There has been much speculation over the years as to who owns the palatial holiday house at Gelendzhik Bay. On Tuesday a video was released by the website of Russian activist Alexei Navalny showing an embarrassingly detailed tour of the grounds overlooking the Black Sea and what is claimed to be irrefutable evidence linking the Russian president to the $2 billion holiday house.
The video report by Navalny was released the day following his arrest at Moscow's Sheremetyevo airport. It already has 30 million views.
"Hi, this is Navalny. I'm back," reads the investigation entitled "A Palace For Putin".
The investigation which details the luxurious building and grounds is more focused on accounting and claims of corruption rather than Selling-Sunset style property TV, but it does contain some tantalising details.
Among the more surprising things revealed by the investigation into the 16,691-square-metre palace are a Russian Orthodox chapel, an ice hockey rink and a dancing salon.
"There are no war maps, globes and huge screens. This is a room in which a huge track for electric cars is built, and behind it is a display rack for the collection," it says.

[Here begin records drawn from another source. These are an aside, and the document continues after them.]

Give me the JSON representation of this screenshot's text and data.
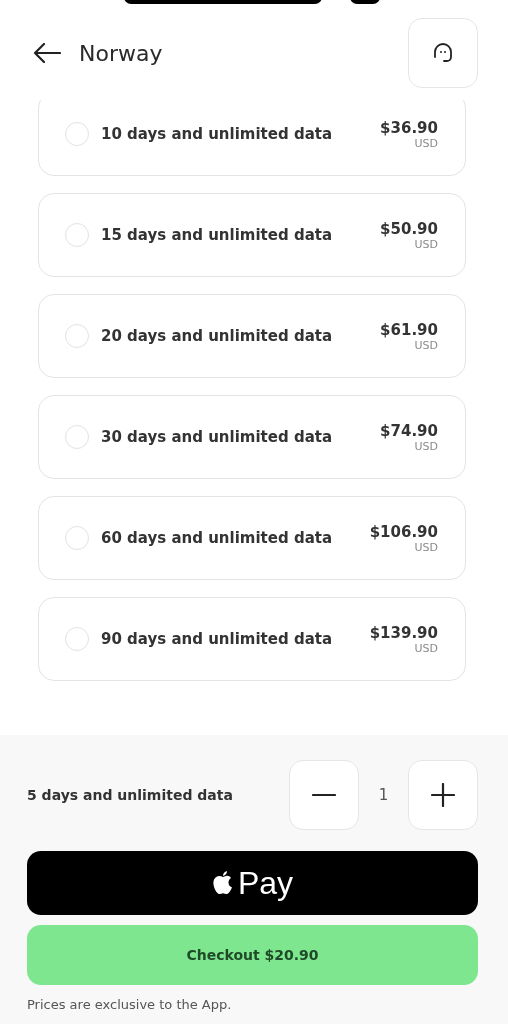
{
  "header": {
    "title": "Norway"
  },
  "plans": [
    {
      "name": "10 days and unlimited data",
      "price": "$36.90",
      "currency": "USD",
      "selected": false
    },
    {
      "name": "15 days and unlimited data",
      "price": "$50.90",
      "currency": "USD",
      "selected": false
    },
    {
      "name": "20 days and unlimited data",
      "price": "$61.90",
      "currency": "USD",
      "selected": false
    },
    {
      "name": "30 days and unlimited data",
      "price": "$74.90",
      "currency": "USD",
      "selected": false
    },
    {
      "name": "60 days and unlimited data",
      "price": "$106.90",
      "currency": "USD",
      "selected": false
    },
    {
      "name": "90 days and unlimited data",
      "price": "$139.90",
      "currency": "USD",
      "selected": false
    }
  ],
  "summary": {
    "plan": "5 days and unlimited data",
    "quantity": "1"
  },
  "apple_pay": {
    "label": "Pay"
  },
  "checkout": {
    "label": "Checkout $20.90"
  },
  "footer_note": "Prices are exclusive to the App."
}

In the report on the Navalny campaign website are photos claiming to be the first seen by the public of the palace interior.
It is not only the Russian president for whom the report is causing embarrassment. Items by Italian luxury furniture company Pozzoli have appeared in photos and plans released by the investigation. If the association with the secret project isn't enough to make the designers blush, the price tag certainly is.
A mini-bar table was shown to be bought for 4 million roubles ($76,000) could be easily impoted for less than 2 million roubles. However this pales in comparison with the $1200 Italian toilet brush.
The investigation says that corrupt practices have driven the total price tag up to an eye watering 1,000,000,000,000 roubles ($1.8 Bn). Most of which it showed to have been diverted from the Russian public purse.
In a post on the Navalny website announcing the investigation, the activist said the architectural plans for the vast project built between 2005 and 2010 were a matter of public interest.
"Every room, every corridor, every square meter is from now on the property of the public. From now on, millions of Russians will be able to visit Putin's home."
Calling the palace Putin's "biggest secret", Navalny claimed the president was prepared to "kill for it".
On Tuesday the 44-year old activist was arrested on return to Russia. He had recently recovered from an 18-day coma in Berlin after treatment for a suspected poisoning attempt.
Navalny is being held awaiting trial for allegedly violating the terms of a suspended embezzlement conviction from 2014. No date has been set.